Retour sur une rencontre.
Je l’appelais « Mon maître de radio ». Eh, oui, quand j’étais un lycéen boutonneux ( !), c’est lui qui le premier m’a tendu un micro pour causer dans le poste (et pas qu’une fois) : José Artur est mort ce samedi 24, à l’âge de 87 ans. Après Jacques Chancel, c’est la loose pour les anciens piliers de France Inter. José Artur a, quatre décennies durant, animé le salon nocturne d’Inter où l’on causait –bien- de tout, deux heures chaque soir, le « Pop Club ». Une immense longévité dans un univers suspendu à l’audimat. Avec un générique impayable chantant « 24h sur 24, la vie serait bien dure si on n’avait pas le Pop Club, avec José Artur » (plus tard, il sera remplacé par un autre, chanté par Gainsbourg/Birkin)
Ce qui m’a fait croiser la route de cet homme de culture originellement théâtre, cinéma et littérature, c’est la proximité géographique… et la musique. Parallèlement à une scolarité lycéenne vagabonde, j’organisais des concerts à la MJC de la Porte de Saint -Cloud. A ¼ d’heure à pied de la Maison de la Radio. Car avant de prendre ses quartiers au Fouquet’s dans les années 80, le Pop Club émettait en direct du Bar Noir, à l’intérieur même de la maison ronde. « Pop » en 1965 ? c’était warholien. Mondaine mais pointue, l’émission avait en cette 2° partie des années 60 une équipe de cracks, Claude Villers, Bernard Lenoir, Bernard Treton, Patrice Blanc Francard. Plus Pierre Lattès qui, programmateur fouineur, fit découvrir pour la 1° fois sur une antenne française, notamment Gil Scott-Heron et Tony Joe White. Lattès (qu’on retrouvera sur le Nova des débuts) fit bon accueil à mes suggestions : venir annoncer mes concerts jazz ou folk avec un disque, une bande, voire l’artiste, pourquoi pas pour un live.
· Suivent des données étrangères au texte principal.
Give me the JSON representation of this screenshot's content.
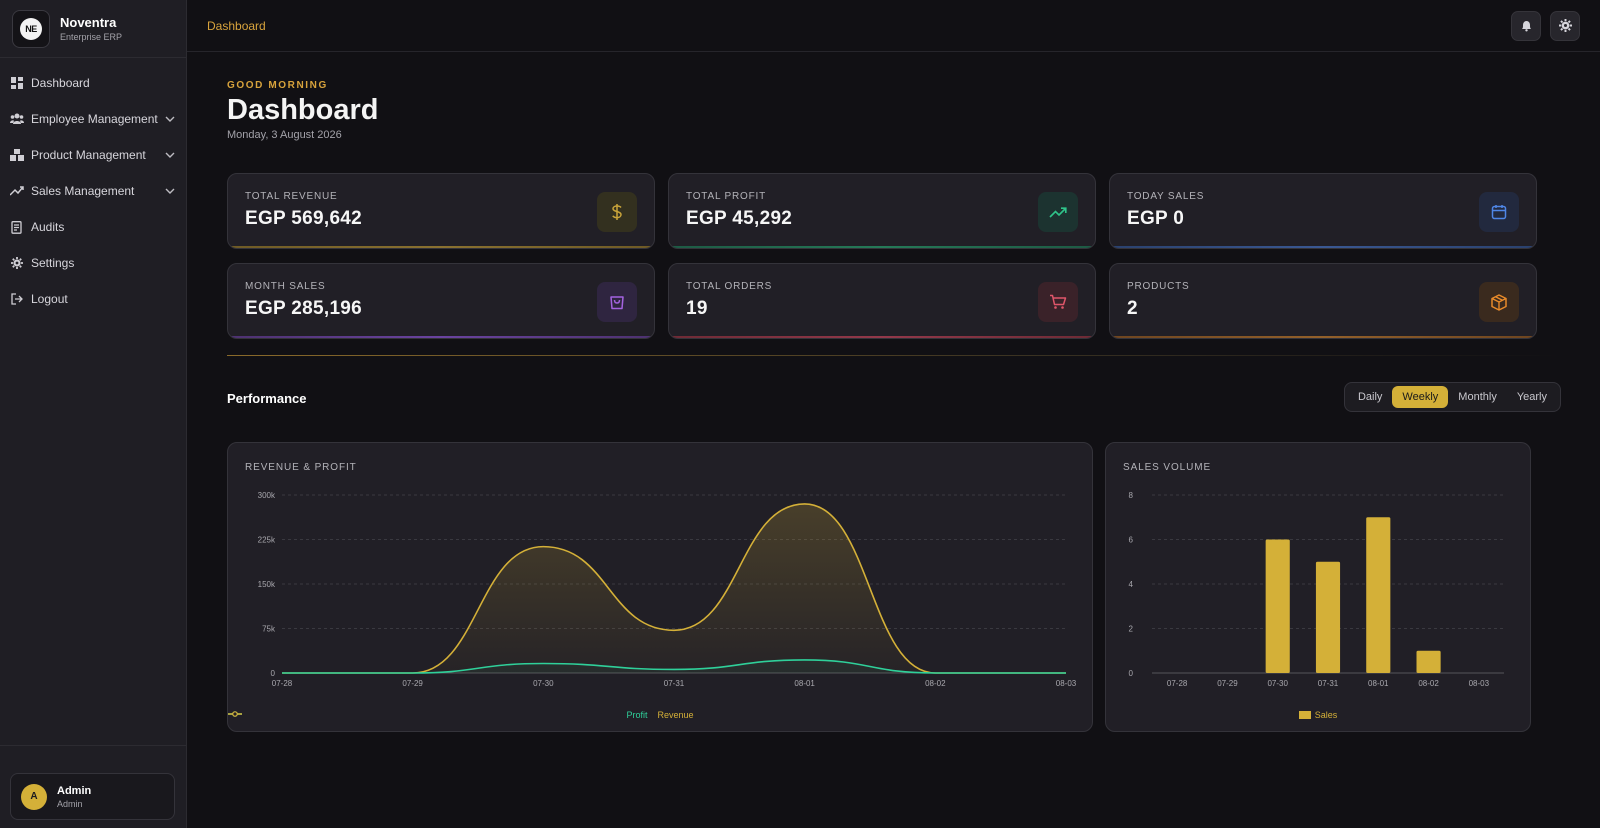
{
  "brand": {
    "name": "Noventra",
    "subtitle": "Enterprise ERP",
    "logo_text": "NE"
  },
  "sidebar": {
    "items": [
      {
        "label": "Dashboard",
        "icon": "grid-icon"
      },
      {
        "label": "Employee Management",
        "icon": "users-icon"
      },
      {
        "label": "Product Management",
        "icon": "boxes-icon"
      },
      {
        "label": "Sales Management",
        "icon": "trending-icon"
      },
      {
        "label": "Audits",
        "icon": "audit-icon"
      },
      {
        "label": "Settings",
        "icon": "gear-icon"
      },
      {
        "label": "Logout",
        "icon": "logout-icon"
      }
    ]
  },
  "user": {
    "initial": "A",
    "name": "Admin",
    "role": "Admin"
  },
  "topbar": {
    "breadcrumb": "Dashboard"
  },
  "header": {
    "greeting": "GOOD MORNING",
    "title": "Dashboard",
    "date": "Monday, 3 August 2026"
  },
  "stats": [
    {
      "label": "TOTAL REVENUE",
      "value": "EGP 569,642",
      "icon": "dollar-icon",
      "color": "#c9a43a"
    },
    {
      "label": "TOTAL PROFIT",
      "value": "EGP 45,292",
      "icon": "trending-up-icon",
      "color": "#2fc48a"
    },
    {
      "label": "TODAY SALES",
      "value": "EGP 0",
      "icon": "calendar-icon",
      "color": "#4f86e6"
    },
    {
      "label": "MONTH SALES",
      "value": "EGP 285,196",
      "icon": "shopping-bag-icon",
      "color": "#a463e0"
    },
    {
      "label": "TOTAL ORDERS",
      "value": "19",
      "icon": "cart-icon",
      "color": "#e0566a"
    },
    {
      "label": "PRODUCTS",
      "value": "2",
      "icon": "box-icon",
      "color": "#e88a2a"
    }
  ],
  "performance": {
    "title": "Performance",
    "periods": [
      "Daily",
      "Weekly",
      "Monthly",
      "Yearly"
    ],
    "active_period": "Weekly"
  },
  "colors": {
    "accent": "#d4b038",
    "profit": "#2fd09a",
    "revenue": "#d4b038"
  },
  "chart_data": [
    {
      "type": "area",
      "title": "REVENUE & PROFIT",
      "categories": [
        "07-28",
        "07-29",
        "07-30",
        "07-31",
        "08-01",
        "08-02",
        "08-03"
      ],
      "ylim": [
        0,
        300000
      ],
      "yticks": [
        0,
        75000,
        150000,
        225000,
        300000
      ],
      "ytick_labels": [
        "0",
        "75k",
        "150k",
        "225k",
        "300k"
      ],
      "series": [
        {
          "name": "Profit",
          "values": [
            0,
            0,
            16000,
            6000,
            22000,
            0,
            0
          ]
        },
        {
          "name": "Revenue",
          "values": [
            0,
            0,
            213000,
            72000,
            285000,
            0,
            0
          ]
        }
      ],
      "grid": true,
      "legend": "bottom-center"
    },
    {
      "type": "bar",
      "title": "SALES VOLUME",
      "categories": [
        "07-28",
        "07-29",
        "07-30",
        "07-31",
        "08-01",
        "08-02",
        "08-03"
      ],
      "ylim": [
        0,
        8
      ],
      "yticks": [
        0,
        2,
        4,
        6,
        8
      ],
      "series": [
        {
          "name": "Sales",
          "values": [
            0,
            0,
            6,
            5,
            7,
            1,
            0
          ]
        }
      ],
      "grid": true,
      "legend": "bottom-center"
    }
  ]
}
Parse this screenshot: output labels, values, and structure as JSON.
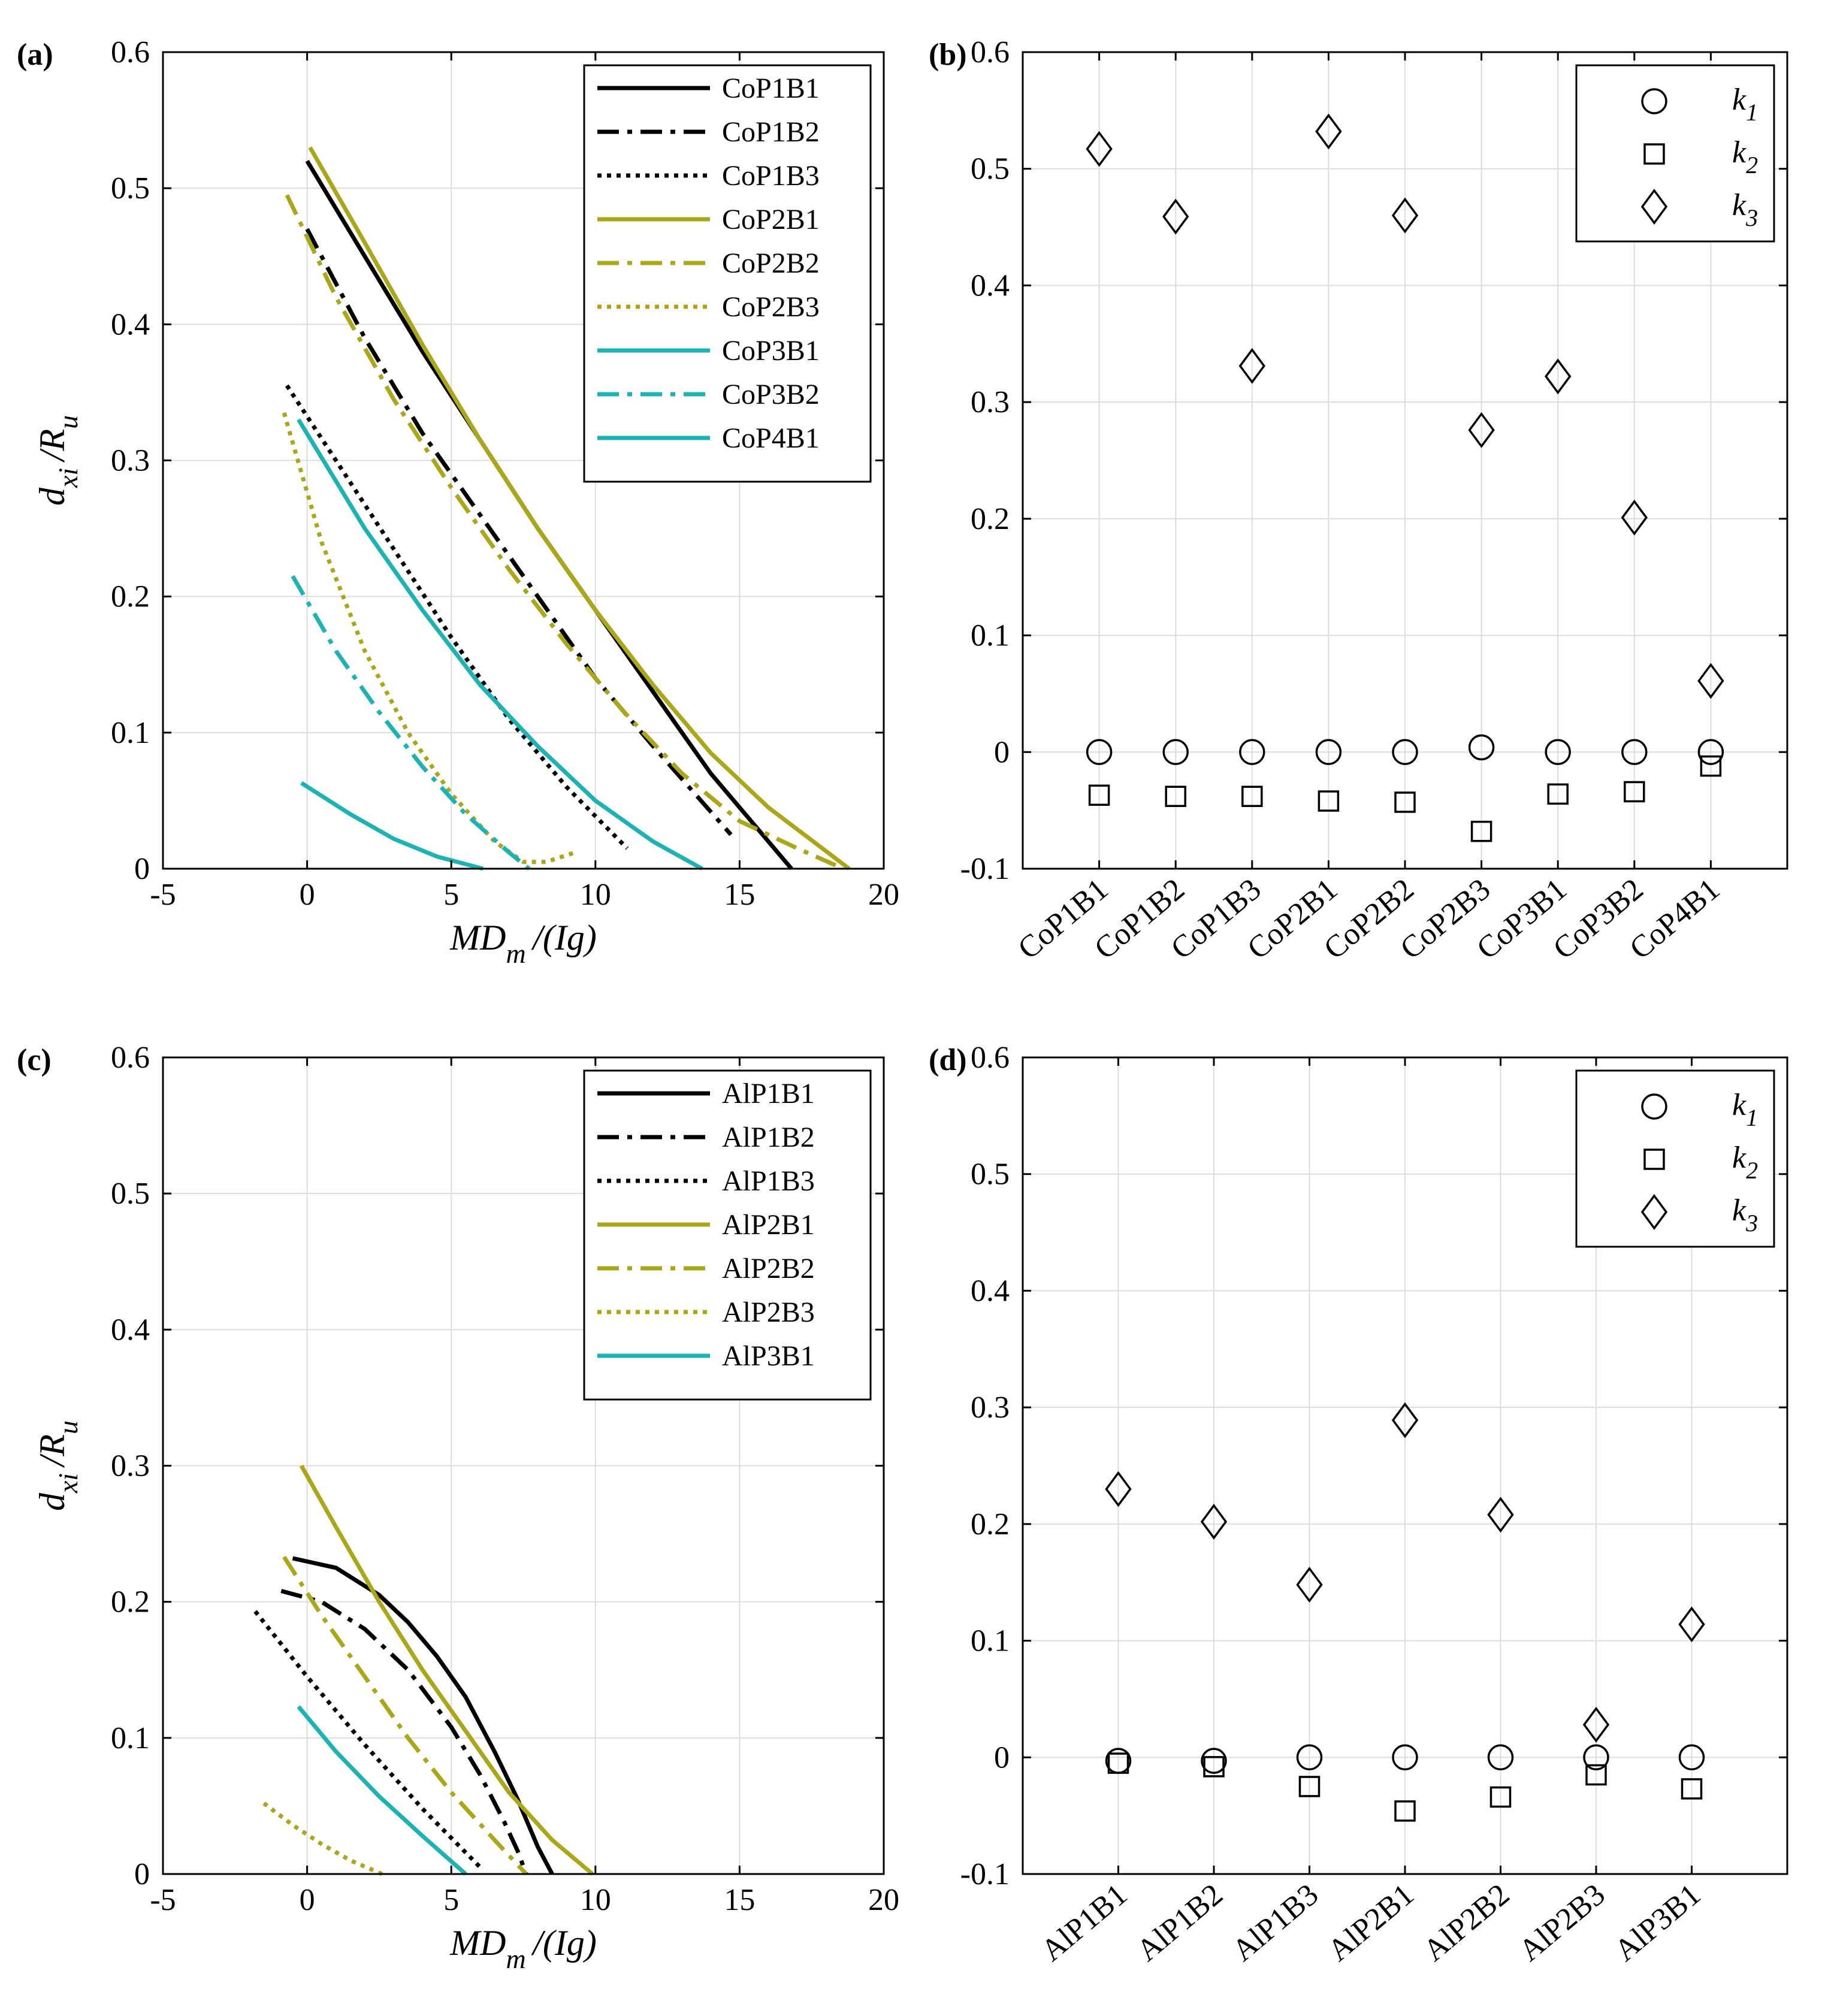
{
  "figure": {
    "panels": [
      "(a)",
      "(b)",
      "(c)",
      "(d)"
    ]
  },
  "colors": {
    "black": "#000000",
    "olive": "#A8A81A",
    "teal": "#1FB2B2",
    "grid": "#DCDCDC"
  },
  "chart_data": [
    {
      "id": "a",
      "panel_label": "(a)",
      "type": "line",
      "xlabel": "MD_m /(Ig)",
      "ylabel": "d_xi /R_u",
      "xlim": [
        -5,
        20
      ],
      "ylim": [
        0,
        0.6
      ],
      "xticks": [
        -5,
        0,
        5,
        10,
        15,
        20
      ],
      "yticks": [
        0,
        0.1,
        0.2,
        0.3,
        0.4,
        0.5,
        0.6
      ],
      "grid": true,
      "legend": "top-right",
      "series": [
        {
          "name": "CoP1B1",
          "color": "black",
          "dash": "solid",
          "x": [
            0,
            2,
            4,
            6,
            8,
            10,
            12,
            14,
            16.8
          ],
          "y": [
            0.52,
            0.45,
            0.38,
            0.315,
            0.25,
            0.19,
            0.13,
            0.07,
            0.0
          ]
        },
        {
          "name": "CoP1B2",
          "color": "black",
          "dash": "dashdot",
          "x": [
            0,
            2,
            4,
            6,
            8,
            10,
            12,
            14.7
          ],
          "y": [
            0.47,
            0.39,
            0.32,
            0.26,
            0.2,
            0.14,
            0.09,
            0.025
          ]
        },
        {
          "name": "CoP1B3",
          "color": "black",
          "dash": "dotted",
          "x": [
            -0.7,
            1,
            3,
            5,
            7,
            9,
            11.1
          ],
          "y": [
            0.355,
            0.3,
            0.235,
            0.17,
            0.11,
            0.06,
            0.015
          ]
        },
        {
          "name": "CoP2B1",
          "color": "olive",
          "dash": "solid",
          "x": [
            0.1,
            2,
            4,
            6,
            8,
            10,
            12,
            14,
            16,
            18.8
          ],
          "y": [
            0.53,
            0.46,
            0.385,
            0.315,
            0.25,
            0.19,
            0.135,
            0.085,
            0.045,
            0.0
          ]
        },
        {
          "name": "CoP2B2",
          "color": "olive",
          "dash": "dashdot",
          "x": [
            -0.7,
            1,
            3,
            5,
            7,
            9,
            11,
            13,
            15,
            17,
            18.6
          ],
          "y": [
            0.495,
            0.42,
            0.345,
            0.28,
            0.22,
            0.165,
            0.115,
            0.07,
            0.035,
            0.015,
            0.0
          ]
        },
        {
          "name": "CoP2B3",
          "color": "olive",
          "dash": "dotted",
          "x": [
            -0.8,
            0.5,
            2,
            3.5,
            5,
            6.5,
            7.5,
            8.3,
            9.3
          ],
          "y": [
            0.335,
            0.24,
            0.16,
            0.1,
            0.055,
            0.02,
            0.005,
            0.005,
            0.012
          ]
        },
        {
          "name": "CoP3B1",
          "color": "teal",
          "dash": "solid",
          "x": [
            -0.3,
            2,
            4,
            6,
            8,
            10,
            12,
            13.7
          ],
          "y": [
            0.33,
            0.25,
            0.19,
            0.135,
            0.09,
            0.05,
            0.02,
            0.0
          ]
        },
        {
          "name": "CoP3B2",
          "color": "teal",
          "dash": "dashdot",
          "x": [
            -0.5,
            1,
            2.5,
            4,
            5.5,
            7,
            7.7
          ],
          "y": [
            0.215,
            0.16,
            0.115,
            0.075,
            0.04,
            0.012,
            0.0
          ]
        },
        {
          "name": "CoP4B1",
          "color": "teal",
          "dash": "solid",
          "x": [
            -0.2,
            1.5,
            3,
            4.5,
            6.1
          ],
          "y": [
            0.063,
            0.04,
            0.022,
            0.009,
            0.0
          ]
        }
      ]
    },
    {
      "id": "b",
      "panel_label": "(b)",
      "type": "scatter",
      "categories": [
        "CoP1B1",
        "CoP1B2",
        "CoP1B3",
        "CoP2B1",
        "CoP2B2",
        "CoP2B3",
        "CoP3B1",
        "CoP3B2",
        "CoP4B1"
      ],
      "ylim": [
        -0.1,
        0.6
      ],
      "yticks": [
        -0.1,
        0,
        0.1,
        0.2,
        0.3,
        0.4,
        0.5,
        0.6
      ],
      "grid": true,
      "legend": "top-right",
      "series": [
        {
          "name": "k1",
          "base": "k",
          "sub": "1",
          "marker": "circle",
          "values": [
            0.0,
            0.0,
            0.0,
            0.0,
            0.0,
            0.004,
            0.0,
            0.0,
            0.0
          ]
        },
        {
          "name": "k2",
          "base": "k",
          "sub": "2",
          "marker": "square",
          "values": [
            -0.037,
            -0.038,
            -0.038,
            -0.042,
            -0.043,
            -0.068,
            -0.036,
            -0.034,
            -0.012
          ]
        },
        {
          "name": "k3",
          "base": "k",
          "sub": "3",
          "marker": "diamond",
          "values": [
            0.517,
            0.459,
            0.331,
            0.532,
            0.46,
            0.276,
            0.322,
            0.201,
            0.061
          ]
        }
      ]
    },
    {
      "id": "c",
      "panel_label": "(c)",
      "type": "line",
      "xlabel": "MD_m /(Ig)",
      "ylabel": "d_xi /R_u",
      "xlim": [
        -5,
        20
      ],
      "ylim": [
        0,
        0.6
      ],
      "xticks": [
        -5,
        0,
        5,
        10,
        15,
        20
      ],
      "yticks": [
        0,
        0.1,
        0.2,
        0.3,
        0.4,
        0.5,
        0.6
      ],
      "grid": true,
      "legend": "top-right",
      "series": [
        {
          "name": "AlP1B1",
          "color": "black",
          "dash": "solid",
          "x": [
            -0.5,
            1,
            2.5,
            3.5,
            4.5,
            5.5,
            6.5,
            7.3,
            8,
            8.5
          ],
          "y": [
            0.232,
            0.225,
            0.205,
            0.185,
            0.16,
            0.13,
            0.09,
            0.055,
            0.02,
            0.0
          ]
        },
        {
          "name": "AlP1B2",
          "color": "black",
          "dash": "dashdot",
          "x": [
            -0.9,
            0.5,
            2,
            3.5,
            5,
            6,
            6.8,
            7.3,
            7.6
          ],
          "y": [
            0.208,
            0.2,
            0.18,
            0.15,
            0.108,
            0.073,
            0.04,
            0.017,
            0.0
          ]
        },
        {
          "name": "AlP1B3",
          "color": "black",
          "dash": "dotted",
          "x": [
            -1.8,
            0,
            2,
            4,
            6
          ],
          "y": [
            0.193,
            0.145,
            0.095,
            0.048,
            0.005
          ]
        },
        {
          "name": "AlP2B1",
          "color": "olive",
          "dash": "solid",
          "x": [
            -0.2,
            1,
            2.5,
            4,
            5.5,
            7,
            8.5,
            9.9
          ],
          "y": [
            0.3,
            0.255,
            0.2,
            0.15,
            0.105,
            0.06,
            0.025,
            0.0
          ]
        },
        {
          "name": "AlP2B2",
          "color": "olive",
          "dash": "dashdot",
          "x": [
            -0.8,
            0.5,
            2,
            3.5,
            5,
            6.5,
            7.6
          ],
          "y": [
            0.233,
            0.19,
            0.145,
            0.1,
            0.06,
            0.025,
            0.0
          ]
        },
        {
          "name": "AlP2B3",
          "color": "olive",
          "dash": "dotted",
          "x": [
            -1.5,
            -0.5,
            0.5,
            1.5,
            2.6
          ],
          "y": [
            0.052,
            0.036,
            0.022,
            0.01,
            0.0
          ]
        },
        {
          "name": "AlP3B1",
          "color": "teal",
          "dash": "solid",
          "x": [
            -0.3,
            1,
            2.5,
            4,
            5.5
          ],
          "y": [
            0.123,
            0.09,
            0.057,
            0.028,
            0.0
          ]
        }
      ]
    },
    {
      "id": "d",
      "panel_label": "(d)",
      "type": "scatter",
      "categories": [
        "AlP1B1",
        "AlP1B2",
        "AlP1B3",
        "AlP2B1",
        "AlP2B2",
        "AlP2B3",
        "AlP3B1"
      ],
      "ylim": [
        -0.1,
        0.6
      ],
      "yticks": [
        -0.1,
        0,
        0.1,
        0.2,
        0.3,
        0.4,
        0.5,
        0.6
      ],
      "grid": true,
      "legend": "top-right",
      "series": [
        {
          "name": "k1",
          "base": "k",
          "sub": "1",
          "marker": "circle",
          "values": [
            -0.003,
            -0.003,
            0.0,
            0.0,
            0.0,
            0.0,
            0.0
          ]
        },
        {
          "name": "k2",
          "base": "k",
          "sub": "2",
          "marker": "square",
          "values": [
            -0.005,
            -0.008,
            -0.025,
            -0.046,
            -0.034,
            -0.015,
            -0.027
          ]
        },
        {
          "name": "k3",
          "base": "k",
          "sub": "3",
          "marker": "diamond",
          "values": [
            0.23,
            0.202,
            0.148,
            0.289,
            0.208,
            0.028,
            0.114
          ]
        }
      ]
    }
  ]
}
Eh oui, déjà, en 67.- j’avais tout juste 18 ans- j’organisais 1 ou 2 concerts par mois. Du coup, j’emmenais Alan Stivell faire sa première radio, j’apportais un nouveau disque de Jean Luc Ponty (que j’avais booké en concert pour… 800 fr !) ou une bande inédite de Michel Portal. Entre deux stars de la nuit (ou du jour), José Artur me tendait le micro avec son ton chic et sa voix légèrement traînante : « nous avons avec nous un habitué du Pop Club ». Je présentais, j’annonçais… et je remplissais bien souvent ainsi les quelques 150 places de la MJC. Mais surtout, je matais son implacable aisance d’interviewer, avec une star de la pop britiche, un Prix Nobel ou… un lycéen futur « bouffeur de micro » (sur Nova depuis 22 ans, une autre longévité !). Quand, quelques décennies plus tard, à l’occasion d’un événement, d’un disque, je me retrouvais invité du Pop Club au Fouquet’s, je ne manquais jamais de rendre hommage à mon maître de micro.
José Artur s’est éteint, serait-il plus juste de dire, pour un homme de radio. Il reste à l’ex-lycéen, gravée dans l’oreille… la voix de son maître.